"Why, thank you! But—don't disfurnish yourself."
"General, them fried bananas——"
"Th-th-thank you, sir, I have a suff-fficient plenty."
Only the seats of the Courteneys, the Gilmores, Ramsey, and Basile stood vacant.
XXXIX
FORTITUDE
"Courage," the slender play was called. It is to be regretted that we cannot fully set it forth, for Gilmore was himself its author.
Also because, whatever it lacked, there was in it a lucky fitness for this occasion, since, conditions being what they were on the decks above and below, the one strong apology for giving it was the need of upholding the courage of its audience.
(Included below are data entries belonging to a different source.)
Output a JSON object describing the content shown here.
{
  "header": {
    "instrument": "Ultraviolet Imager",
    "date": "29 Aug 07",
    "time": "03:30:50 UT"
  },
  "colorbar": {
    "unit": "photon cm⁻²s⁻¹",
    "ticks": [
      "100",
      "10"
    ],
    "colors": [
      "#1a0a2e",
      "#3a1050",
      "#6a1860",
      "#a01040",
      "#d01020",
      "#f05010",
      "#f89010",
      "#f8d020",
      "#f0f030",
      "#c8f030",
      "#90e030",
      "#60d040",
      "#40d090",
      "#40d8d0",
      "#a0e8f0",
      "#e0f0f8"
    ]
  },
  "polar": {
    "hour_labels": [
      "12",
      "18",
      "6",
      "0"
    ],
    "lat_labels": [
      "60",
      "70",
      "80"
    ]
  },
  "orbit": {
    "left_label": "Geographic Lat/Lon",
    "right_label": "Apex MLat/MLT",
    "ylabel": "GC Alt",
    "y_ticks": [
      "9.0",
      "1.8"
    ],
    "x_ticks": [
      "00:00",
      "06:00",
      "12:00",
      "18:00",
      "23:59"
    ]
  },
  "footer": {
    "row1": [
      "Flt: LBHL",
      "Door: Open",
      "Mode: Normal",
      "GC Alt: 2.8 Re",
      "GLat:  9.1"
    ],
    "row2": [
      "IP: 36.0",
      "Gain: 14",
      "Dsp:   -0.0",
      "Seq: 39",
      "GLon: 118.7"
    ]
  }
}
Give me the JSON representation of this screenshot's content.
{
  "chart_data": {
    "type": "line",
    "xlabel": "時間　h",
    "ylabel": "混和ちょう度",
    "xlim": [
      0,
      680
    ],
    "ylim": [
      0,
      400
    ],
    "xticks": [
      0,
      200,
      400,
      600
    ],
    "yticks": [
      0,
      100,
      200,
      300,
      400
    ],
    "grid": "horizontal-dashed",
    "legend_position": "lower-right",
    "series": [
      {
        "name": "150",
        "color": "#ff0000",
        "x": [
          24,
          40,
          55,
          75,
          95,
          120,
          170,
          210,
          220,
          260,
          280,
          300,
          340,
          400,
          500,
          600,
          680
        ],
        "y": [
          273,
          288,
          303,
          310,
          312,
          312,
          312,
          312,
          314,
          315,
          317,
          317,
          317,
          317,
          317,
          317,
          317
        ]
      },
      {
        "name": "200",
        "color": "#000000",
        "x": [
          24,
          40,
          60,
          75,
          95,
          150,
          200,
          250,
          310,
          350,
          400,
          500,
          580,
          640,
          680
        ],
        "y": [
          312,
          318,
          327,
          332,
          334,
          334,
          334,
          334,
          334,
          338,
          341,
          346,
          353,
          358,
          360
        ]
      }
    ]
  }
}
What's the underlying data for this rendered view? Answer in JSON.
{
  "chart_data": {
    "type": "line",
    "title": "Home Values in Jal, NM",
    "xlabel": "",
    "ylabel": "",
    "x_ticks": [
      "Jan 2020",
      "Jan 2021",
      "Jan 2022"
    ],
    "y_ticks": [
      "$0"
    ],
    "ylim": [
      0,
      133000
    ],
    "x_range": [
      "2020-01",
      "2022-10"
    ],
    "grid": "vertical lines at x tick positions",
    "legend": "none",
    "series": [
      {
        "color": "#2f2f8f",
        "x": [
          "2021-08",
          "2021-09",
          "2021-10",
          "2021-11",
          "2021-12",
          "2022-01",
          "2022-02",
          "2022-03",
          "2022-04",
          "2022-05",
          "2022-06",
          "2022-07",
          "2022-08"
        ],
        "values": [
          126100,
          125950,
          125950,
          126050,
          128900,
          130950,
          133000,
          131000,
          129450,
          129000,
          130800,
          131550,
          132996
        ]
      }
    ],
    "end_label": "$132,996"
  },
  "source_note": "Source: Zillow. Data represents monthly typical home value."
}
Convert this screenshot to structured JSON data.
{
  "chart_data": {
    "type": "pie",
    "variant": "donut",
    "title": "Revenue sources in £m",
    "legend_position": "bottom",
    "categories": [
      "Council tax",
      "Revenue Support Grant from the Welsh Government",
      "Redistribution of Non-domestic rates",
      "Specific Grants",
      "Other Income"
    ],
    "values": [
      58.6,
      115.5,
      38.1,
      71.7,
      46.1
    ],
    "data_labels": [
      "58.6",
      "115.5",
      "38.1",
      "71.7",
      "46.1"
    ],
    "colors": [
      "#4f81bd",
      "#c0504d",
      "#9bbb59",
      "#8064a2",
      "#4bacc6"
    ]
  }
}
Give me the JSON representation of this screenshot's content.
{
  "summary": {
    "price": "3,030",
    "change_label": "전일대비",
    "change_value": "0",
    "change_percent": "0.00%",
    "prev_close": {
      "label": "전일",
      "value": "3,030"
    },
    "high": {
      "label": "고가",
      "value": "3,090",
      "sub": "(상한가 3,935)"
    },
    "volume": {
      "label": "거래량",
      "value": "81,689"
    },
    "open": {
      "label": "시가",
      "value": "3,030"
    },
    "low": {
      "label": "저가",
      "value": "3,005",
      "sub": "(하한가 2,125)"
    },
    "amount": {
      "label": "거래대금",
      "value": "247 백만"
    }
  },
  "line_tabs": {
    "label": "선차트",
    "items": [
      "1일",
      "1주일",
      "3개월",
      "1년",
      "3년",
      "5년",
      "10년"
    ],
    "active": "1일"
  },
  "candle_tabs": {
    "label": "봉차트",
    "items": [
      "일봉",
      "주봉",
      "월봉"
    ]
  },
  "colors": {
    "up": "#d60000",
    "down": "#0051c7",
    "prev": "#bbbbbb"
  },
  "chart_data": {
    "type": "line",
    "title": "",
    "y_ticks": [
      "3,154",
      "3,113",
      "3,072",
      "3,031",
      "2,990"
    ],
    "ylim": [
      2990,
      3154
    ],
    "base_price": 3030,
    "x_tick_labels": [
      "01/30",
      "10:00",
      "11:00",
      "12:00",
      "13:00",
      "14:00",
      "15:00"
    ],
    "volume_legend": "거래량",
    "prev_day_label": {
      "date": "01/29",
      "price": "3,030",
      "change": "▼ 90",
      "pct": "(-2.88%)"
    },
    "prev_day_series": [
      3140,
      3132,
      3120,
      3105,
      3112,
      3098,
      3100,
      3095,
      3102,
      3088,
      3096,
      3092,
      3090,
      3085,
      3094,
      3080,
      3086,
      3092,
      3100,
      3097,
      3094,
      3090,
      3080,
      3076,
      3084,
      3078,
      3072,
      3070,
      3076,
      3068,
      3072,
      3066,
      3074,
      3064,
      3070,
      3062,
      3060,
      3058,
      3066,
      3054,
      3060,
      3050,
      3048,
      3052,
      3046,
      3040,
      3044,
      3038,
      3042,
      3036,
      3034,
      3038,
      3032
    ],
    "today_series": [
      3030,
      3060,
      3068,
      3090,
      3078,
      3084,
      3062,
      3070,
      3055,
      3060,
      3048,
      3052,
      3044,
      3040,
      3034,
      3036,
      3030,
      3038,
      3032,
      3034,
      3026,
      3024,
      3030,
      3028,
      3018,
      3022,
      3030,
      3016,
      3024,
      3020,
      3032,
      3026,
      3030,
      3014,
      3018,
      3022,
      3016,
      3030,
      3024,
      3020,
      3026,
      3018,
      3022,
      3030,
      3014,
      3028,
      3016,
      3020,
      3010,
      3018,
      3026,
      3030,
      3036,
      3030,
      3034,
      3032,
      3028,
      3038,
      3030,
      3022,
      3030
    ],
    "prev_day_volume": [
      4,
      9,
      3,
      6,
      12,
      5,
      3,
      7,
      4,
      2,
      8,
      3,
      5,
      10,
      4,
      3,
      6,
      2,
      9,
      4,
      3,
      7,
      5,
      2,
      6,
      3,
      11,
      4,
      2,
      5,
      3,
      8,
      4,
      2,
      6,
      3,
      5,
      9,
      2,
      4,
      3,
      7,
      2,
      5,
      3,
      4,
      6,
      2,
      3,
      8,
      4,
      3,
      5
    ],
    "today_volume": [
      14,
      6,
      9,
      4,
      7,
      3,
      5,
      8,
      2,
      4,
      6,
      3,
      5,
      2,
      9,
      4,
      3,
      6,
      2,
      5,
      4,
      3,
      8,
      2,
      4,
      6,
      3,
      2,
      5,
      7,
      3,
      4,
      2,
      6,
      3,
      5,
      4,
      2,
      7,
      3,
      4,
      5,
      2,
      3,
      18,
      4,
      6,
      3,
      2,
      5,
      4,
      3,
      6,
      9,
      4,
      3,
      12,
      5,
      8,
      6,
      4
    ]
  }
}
It was even a sort of kind rejoinder to the various ferments kept up by the truculent twins, the pusillanimous exhorter, and the terrified Basile. Its preachment might well have been less obvious, though lines, its author bade Hugh notice, never overbalanced action, never came till situation called them. It was to the effect, first, that courage is human character's prime essential, without which no rightness or goodness is stable or real; and, second, that as no virtue of character can be relied on where courage is poor, so neither can courage be trusted for right conduct when unmated to other virtues of character, the chiefest being fidelity—fidelity to truth and right, of course, since fidelity to evil is but a contradiction of terms. "From courage and fidelity," it was the part of one player at a telling moment to say, "springs the whole arch of character," and again, "These are the Adam and Eve of all the virtues." (Adam and Eve were decided to be quite mentionable. Mention was not impersonation.)